The FMV scenes are crisp and smoothly animated, with lovely lighting and graphics, but for the most part they aren't really anything that sticks with you for long afterwards. Pretty, but like a marshmallow, it's mostly just more fluff.

Music & Sound

Aside from the opening credits sequence, with a suitably pop melody (that I've already forgotten, so it's not really memorable), there is the typical subdued atmospheric music at appropriate moments in the game, particularly when you are in cyberspace. Largely forgettable, I'm afraid.

The voice acting of the main characters is nicely done, with Aska having just the faintest hint of an oriental accent, without it being an overpowering, stereotypical bad accent. Some of the voice acting, however, is...well...if you play through the introductory mission for Aska, with her brother constantly chiming in on her head's up display (via the sunglasses the CyGirls wear)...well, his voice gets annoying after awhile, and you begin really looking forward to the point where he's going to get captured and killed. (Trust me, this isn't a big spoiler...and if it is, where have you been for the past 20 years? Remember that word, cliché? Clichés are clichéd for a reason!) Some of the other various voice actors varies from being annoyingly cheerful to liveable, but as they have the nasty habit of repeating the same 'hints' over and over and over and over and over again...well, you get the point.


The only extras I've discovered in the game, thus far, are unlocked after you complete the game. By beating Aska's story, for example, you unlock the ability to go back and replay any level in the game, either as Aska, or as her arch nemesis, an evil male ninja. Now, considering CyDiving is a vital component to solving pretty much every level, and only the two main characters are theoretically capable of doing it, I'm wondering how this works, but I haven't been curious enough to actually try it out.

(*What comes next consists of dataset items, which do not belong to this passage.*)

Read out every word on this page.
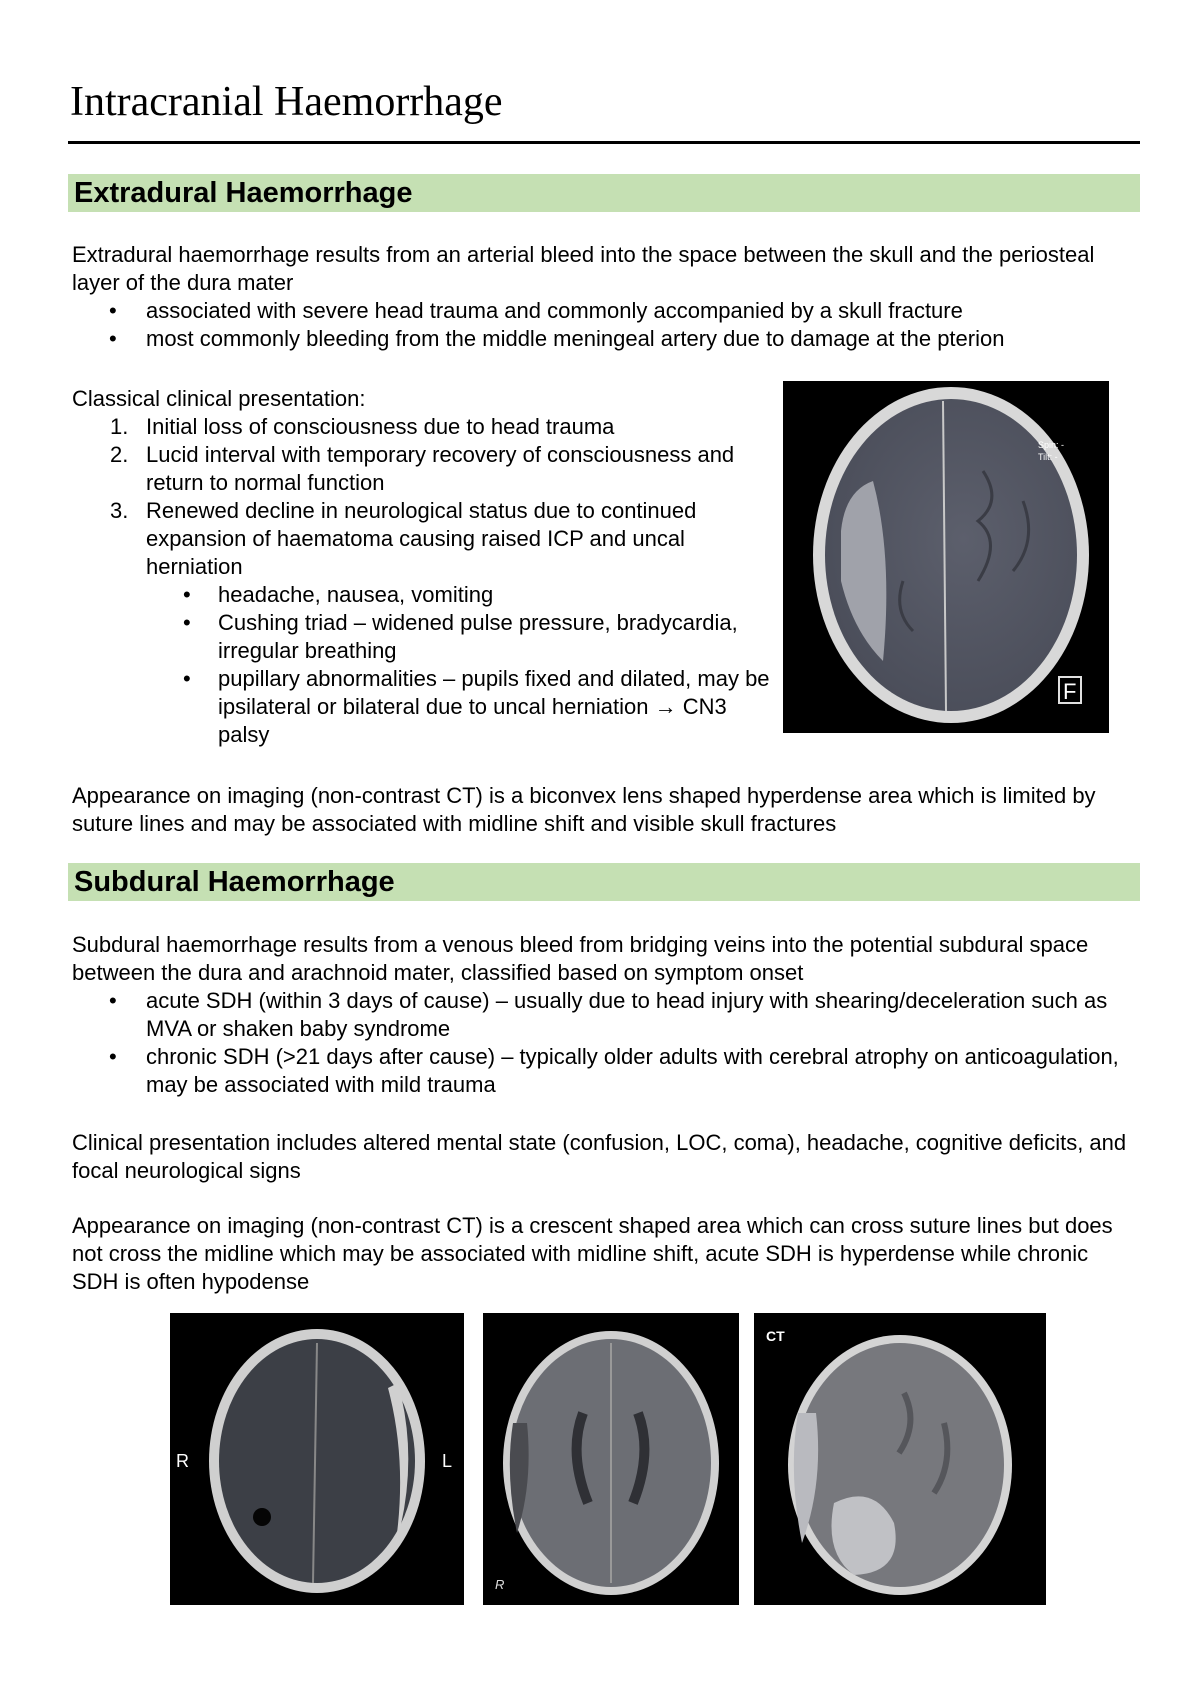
Intracranial Haemorrhage
Extradural Haemorrhage

Extradural haemorrhage results from an arterial bleed into the space between the skull and the periosteal layer of the dura mater

• associated with severe head trauma and commonly accompanied by a skull fracture
• most commonly bleeding from the middle meningeal artery due to damage at the pterion

Classical clinical presentation:

1. Initial loss of consciousness due to head trauma
2. Lucid interval with temporary recovery of consciousness and return to normal function
3. Renewed decline in neurological status due to continued expansion of haematoma causing raised ICP and uncal herniation
• headache, nausea, vomiting
• Cushing triad – widened pulse pressure, bradycardia, irregular breathing
• pupillary abnormalities – pupils fixed and dilated, may be ipsilateral or bilateral due to uncal herniation → CN3 palsy
Spin: -
Tilt: -
F

Appearance on imaging (non-contrast CT) is a biconvex lens shaped hyperdense area which is limited by suture lines and may be associated with midline shift and visible skull fractures

Subdural Haemorrhage

Subdural haemorrhage results from a venous bleed from bridging veins into the potential subdural space between the dura and arachnoid mater, classified based on symptom onset

• acute SDH (within 3 days of cause) – usually due to head injury with shearing/deceleration such as MVA or shaken baby syndrome
• chronic SDH (>21 days after cause) – typically older adults with cerebral atrophy on anticoagulation, may be associated with mild trauma

Clinical presentation includes altered mental state (confusion, LOC, coma), headache, cognitive deficits, and focal neurological signs

Appearance on imaging (non-contrast CT) is a crescent shaped area which can cross suture lines but does not cross the midline which may be associated with midline shift, acute SDH is hyperdense while chronic SDH is often hypodense

R	L
R
CT
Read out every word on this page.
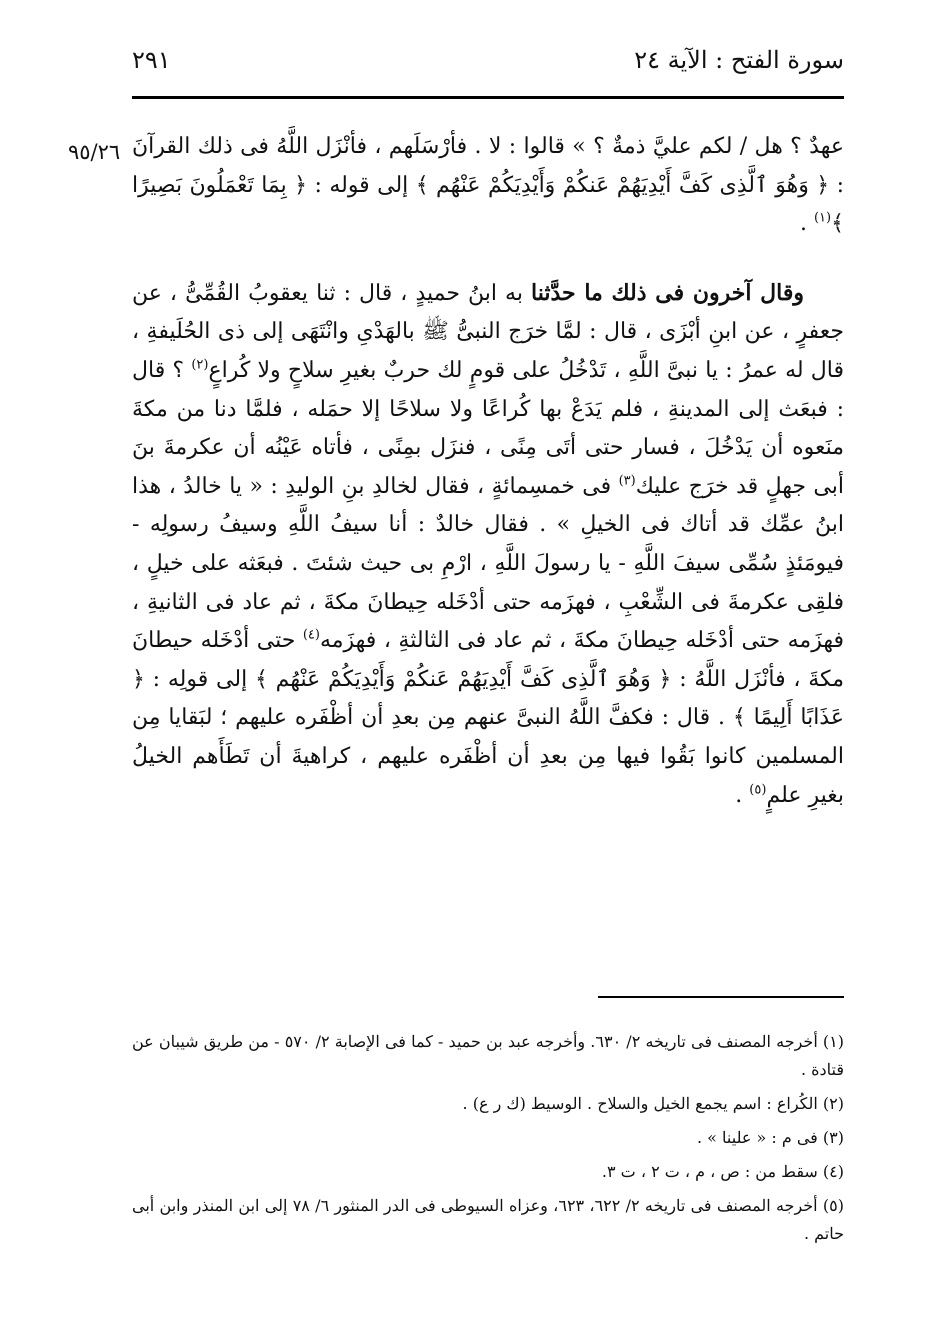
سورة الفتح : الآية ٢٤
٢٩١
٩٥/٢٦ عهدٌ ؟ هل / لكم عليَّ ذمةٌ ؟ » قالوا : لا . فأرْسَلَهم ، فأنْزَل اللَّهُ فى ذلك القرآنَ : ﴿ وَهُوَ ٱلَّذِى كَفَّ أَيْدِيَهُمْ عَنكُمْ وَأَيْدِيَكُمْ عَنْهُم ﴾ إلى قوله : ﴿ بِمَا تَعْمَلُونَ بَصِيرًا ﴾$^{(١)}$ .

وقال آخرون فى ذلك ما حدَّثنا به ابنُ حميدٍ ، قال : ثنا يعقوبُ القُمِّىُّ ، عن جعفرٍ ، عن ابنِ أبْزَى ، قال : لمَّا خرَج النبىُّ ﷺ بالهَدْىِ وانْتَهَى إلى ذى الحُلَيفةِ ، قال له عمرُ : يا نبىَّ اللَّهِ ، تَدْخُلُ على قومٍ لك حربٌ بغيرِ سلاحٍ ولا كُراعٍ$^{(٢)}$ ؟ قال : فبعَث إلى المدينةِ ، فلم يَدَعْ بها كُراعًا ولا سلاحًا إلا حمَله ، فلمَّا دنا من مكةَ منَعوه أن يَدْخُلَ ، فسار حتى أتَى مِنًى ، فنزَل بمِنًى ، فأتاه عَيْنُه أن عكرمةَ بنَ أبى جهلٍ قد خرَج عليك$^{(٣)}$ فى خمسِمائةٍ ، فقال لخالدِ بنِ الوليدِ : « يا خالدُ ، هذا ابنُ عمِّك قد أتاك فى الخيلِ » . فقال خالدٌ : أنا سيفُ اللَّهِ وسيفُ رسولِه - فيومَئذٍ سُمِّى سيفَ اللَّهِ - يا رسولَ اللَّهِ ، ارْمِ بى حيث شئتَ . فبعَثه على خيلٍ ، فلقِى عكرمةَ فى الشِّعْبِ ، فهزَمه حتى أدْخَله حِيطانَ مكةَ ، ثم عاد فى الثانيةِ ، فهزَمه حتى أدْخَله حِيطانَ مكةَ ، ثم عاد فى الثالثةِ ، فهزَمه$^{(٤)}$ حتى أدْخَله حيطانَ مكةَ ، فأنْزَل اللَّهُ : ﴿ وَهُوَ ٱلَّذِى كَفَّ أَيْدِيَهُمْ عَنكُمْ وَأَيْدِيَكُمْ عَنْهُم ﴾ إلى قولِه : ﴿ عَذَابًا أَلِيمًا ﴾ . قال : فكفَّ اللَّهُ النبىَّ عنهم مِن بعدِ أن أظْفَره عليهم ؛ لبَقايا مِن المسلمين كانوا بَقُوا فيها مِن بعدِ أن أظْفَره عليهم ، كراهيةَ أن تَطَأَهم الخيلُ بغيرِ علمٍ$^{(٥)}$ .

(١) أخرجه المصنف فى تاريخه ٢/ ٦٣٠. وأخرجه عبد بن حميد - كما فى الإصابة ٢/ ٥٧٠ - من طريق شيبان عن قتادة .

(٢) الكُراع : اسم يجمع الخيل والسلاح . الوسيط (ك ر ع) .

(٣) فى م : « علينا » .

(٤) سقط من : ص ، م ، ت ٢ ، ت ٣.

(٥) أخرجه المصنف فى تاريخه ٢/ ٦٢٢، ٦٢٣، وعزاه السيوطى فى الدر المنثور ٦/ ٧٨ إلى ابن المنذر وابن أبى حاتم .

The level selection is actually rather nice, however, as it gives you the ability to control a number of variables for the level, even down to the point of which costume the character wears (if you are playing Aska or Ice).

It's a decent little extra bonus, but I'd be more inclined to say screw playing the game levels again, I just want to watch the movies again. But that doesn't seem to be an unlockable that I've yet to discover.

Replay Value

Now, you can play this game on various difficulties, but after beating the game once and discovering the twisted story, you're probably not going to want to play the same character again. This is where the two different characters, on two different CDs, with two different playing styles, different objectives, and the like comes in very handy. Instead of playing Aska a second time, you can play through the game as Ice, finding out the other half of the story, using guns instead of a sword, doing different missions and going to different locations. Although some of the locations are the same, you are often put in a different section, and definitely given different objectives and tasks to do. The replay value, in this way, is excellent. But playing the same character through the same set of missions a second time? Well, I don't see any advantage to it, but your mileage may vary.

Overall Impression

CyGirls is a decent game. It's not great, but it's not bad either. It's a good distraction, and has some very interesting story elements and plot. I wouldn't put it up there on my Top 10 releases for 2004, but it might be there in my Top 25.

That said, if you want some decent hack-and-slash/third person shoot-'em-up, then pick up CyGirls. If for no other reason than these "Cool Girls" could outclass Charlie's Angels with their hands tied behind their backs.